Any discussion of the prior art throughout the specification should in no way be considered as an admission that such prior art is widely known or forms part of common general knowledge in the field.
In the last few years, the software services industry has seen a shift in product delivery from desktop applications to complex online applications accessed through a web browser. This capability is enabled through advancements in networking capacity, improvements in web browser technology as well as the availability of remotely accessible, commodity, aggregated computer hardware resources known as ‘cloud computing’. From a technological perspective, these aggregated resources present virtually as a single massive computing entity.

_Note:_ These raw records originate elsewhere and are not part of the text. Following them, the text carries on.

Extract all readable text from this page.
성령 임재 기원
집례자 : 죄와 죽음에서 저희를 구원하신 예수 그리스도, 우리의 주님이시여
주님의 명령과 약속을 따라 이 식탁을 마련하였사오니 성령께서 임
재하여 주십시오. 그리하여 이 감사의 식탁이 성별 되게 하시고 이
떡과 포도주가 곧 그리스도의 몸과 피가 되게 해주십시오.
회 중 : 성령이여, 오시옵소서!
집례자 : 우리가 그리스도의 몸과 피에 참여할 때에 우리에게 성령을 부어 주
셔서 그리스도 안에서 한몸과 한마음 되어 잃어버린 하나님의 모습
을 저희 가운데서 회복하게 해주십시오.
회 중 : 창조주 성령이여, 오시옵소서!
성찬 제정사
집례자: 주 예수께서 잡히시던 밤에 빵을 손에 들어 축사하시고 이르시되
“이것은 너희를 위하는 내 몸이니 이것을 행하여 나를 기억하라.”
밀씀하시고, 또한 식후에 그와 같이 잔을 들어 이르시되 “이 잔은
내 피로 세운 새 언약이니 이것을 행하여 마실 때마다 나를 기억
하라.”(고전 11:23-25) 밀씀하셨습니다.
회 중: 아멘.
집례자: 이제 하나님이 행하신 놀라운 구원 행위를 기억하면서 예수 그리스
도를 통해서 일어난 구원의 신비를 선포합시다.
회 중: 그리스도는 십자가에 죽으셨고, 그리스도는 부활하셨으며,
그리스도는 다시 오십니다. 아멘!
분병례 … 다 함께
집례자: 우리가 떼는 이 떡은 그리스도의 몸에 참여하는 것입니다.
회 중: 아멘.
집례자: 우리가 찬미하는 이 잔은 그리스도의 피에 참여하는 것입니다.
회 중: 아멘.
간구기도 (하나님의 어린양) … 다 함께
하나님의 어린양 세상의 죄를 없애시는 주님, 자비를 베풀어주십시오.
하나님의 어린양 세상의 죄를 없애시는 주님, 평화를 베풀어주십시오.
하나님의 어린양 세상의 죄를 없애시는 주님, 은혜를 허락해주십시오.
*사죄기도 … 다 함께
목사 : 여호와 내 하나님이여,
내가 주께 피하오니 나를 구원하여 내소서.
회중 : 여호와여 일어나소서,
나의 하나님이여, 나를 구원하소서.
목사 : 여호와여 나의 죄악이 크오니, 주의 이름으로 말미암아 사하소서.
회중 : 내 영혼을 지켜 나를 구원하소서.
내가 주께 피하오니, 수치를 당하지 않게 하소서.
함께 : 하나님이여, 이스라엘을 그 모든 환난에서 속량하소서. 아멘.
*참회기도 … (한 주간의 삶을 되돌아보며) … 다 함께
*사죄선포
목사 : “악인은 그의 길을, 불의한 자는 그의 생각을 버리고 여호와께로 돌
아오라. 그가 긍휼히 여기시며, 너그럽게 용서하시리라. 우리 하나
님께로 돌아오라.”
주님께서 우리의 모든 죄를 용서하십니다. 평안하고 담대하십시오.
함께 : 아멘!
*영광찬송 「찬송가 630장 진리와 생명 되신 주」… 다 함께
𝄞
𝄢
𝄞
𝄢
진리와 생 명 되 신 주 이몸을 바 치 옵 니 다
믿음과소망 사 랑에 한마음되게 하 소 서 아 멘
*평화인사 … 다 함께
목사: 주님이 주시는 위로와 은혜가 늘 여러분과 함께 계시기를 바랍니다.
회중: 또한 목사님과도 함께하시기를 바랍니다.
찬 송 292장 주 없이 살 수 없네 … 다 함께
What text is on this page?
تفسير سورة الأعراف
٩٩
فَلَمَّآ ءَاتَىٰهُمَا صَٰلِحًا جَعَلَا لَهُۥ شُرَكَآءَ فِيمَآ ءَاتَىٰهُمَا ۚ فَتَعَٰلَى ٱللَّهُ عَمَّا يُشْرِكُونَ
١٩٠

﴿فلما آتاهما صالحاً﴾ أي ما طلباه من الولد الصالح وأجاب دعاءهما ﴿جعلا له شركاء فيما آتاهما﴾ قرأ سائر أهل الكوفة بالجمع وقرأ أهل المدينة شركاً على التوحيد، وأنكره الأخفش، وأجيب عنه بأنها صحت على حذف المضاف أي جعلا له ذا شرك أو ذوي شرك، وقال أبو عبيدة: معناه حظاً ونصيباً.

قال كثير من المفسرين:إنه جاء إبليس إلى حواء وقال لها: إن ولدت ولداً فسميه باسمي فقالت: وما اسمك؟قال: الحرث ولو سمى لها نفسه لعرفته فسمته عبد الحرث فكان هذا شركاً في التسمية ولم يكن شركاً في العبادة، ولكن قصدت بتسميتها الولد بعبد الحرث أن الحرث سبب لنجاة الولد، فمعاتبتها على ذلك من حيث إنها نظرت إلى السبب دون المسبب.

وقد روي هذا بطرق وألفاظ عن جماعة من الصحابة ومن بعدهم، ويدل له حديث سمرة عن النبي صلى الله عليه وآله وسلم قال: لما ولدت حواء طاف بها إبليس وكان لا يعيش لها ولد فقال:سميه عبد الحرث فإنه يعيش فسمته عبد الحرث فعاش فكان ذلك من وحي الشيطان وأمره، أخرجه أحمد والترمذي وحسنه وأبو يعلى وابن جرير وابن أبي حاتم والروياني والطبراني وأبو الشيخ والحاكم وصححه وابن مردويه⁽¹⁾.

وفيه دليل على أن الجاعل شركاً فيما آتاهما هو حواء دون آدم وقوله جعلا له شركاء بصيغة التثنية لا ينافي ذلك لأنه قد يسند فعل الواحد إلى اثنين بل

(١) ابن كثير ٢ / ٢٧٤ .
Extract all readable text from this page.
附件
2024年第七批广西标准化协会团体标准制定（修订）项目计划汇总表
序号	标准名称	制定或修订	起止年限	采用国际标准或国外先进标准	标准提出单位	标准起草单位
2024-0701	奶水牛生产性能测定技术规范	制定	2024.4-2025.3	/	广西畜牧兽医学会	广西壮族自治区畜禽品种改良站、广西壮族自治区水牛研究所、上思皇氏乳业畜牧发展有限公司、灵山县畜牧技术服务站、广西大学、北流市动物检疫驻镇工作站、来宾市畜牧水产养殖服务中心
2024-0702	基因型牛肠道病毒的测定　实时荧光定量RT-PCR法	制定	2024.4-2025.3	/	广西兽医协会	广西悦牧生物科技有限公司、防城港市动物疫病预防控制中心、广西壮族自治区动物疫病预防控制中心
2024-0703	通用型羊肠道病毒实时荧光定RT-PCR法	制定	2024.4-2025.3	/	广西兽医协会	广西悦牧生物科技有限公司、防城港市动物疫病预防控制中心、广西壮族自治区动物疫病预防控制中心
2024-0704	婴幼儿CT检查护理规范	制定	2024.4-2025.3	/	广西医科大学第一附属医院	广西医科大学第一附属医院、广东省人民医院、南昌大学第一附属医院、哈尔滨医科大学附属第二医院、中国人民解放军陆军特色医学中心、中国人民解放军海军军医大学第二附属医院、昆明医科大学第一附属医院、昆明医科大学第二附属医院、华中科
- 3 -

This capability has enabled single applications to scale to huge numbers of concurrent users—many millions being common.
There remains the issue, however that users interact directly with applications hosted directly on the virtualised hardware. Application experience varies wildly: each may require separate logins, while data incompatibility and application vendor lock-in are commonplace. From a cloud perspective these issues arise partly because, from a virtual perspective, the applications run directly on the hardware—there is no user operating system layer to deliver a consistent experience across the applications. Consequently, a cloud operating system is desired which can deliver a coherent user experience, and significantly increased application compatibility in the web application domain.
Also recently, there has been a growing focus in capabilities that may be afforded by ‘crowdsourcing’—leveraging the capabilities of the mass of connected individuals afforded by the web to achieve large outcomes in a short time. The problem of application silos previously described represents a barrier to realising the greater potential of these mechanisms. The free interaction of users and applications that could be afforded by the common substrate of an operating system is not present. Consequently, the delivery of a cloud operating system upon which users are able to self-organise into groups arbitrarily, build and deploy applications, as well as being able to actively maintain and evolve the system via these structures would represent a significant opportunity for advancement of the power of the world wide web. An operating system offers a means of organising its users, and a cloud operating system would have the unique opportunity to utilise the scale of its potential user base for the significantly more complex scenarios being exposed through crowdsourcing.
There has also been a recent focus on social reward and reputation structures within applications to incentivise behaviour and establish trust networks. The potential for such structures, once the artificial boundaries of application and user silos are removed, and once complex collaboration capabilities are delivered is tremendous. In combination, these structures may represent a truly significant advance in the organisational utility of the web.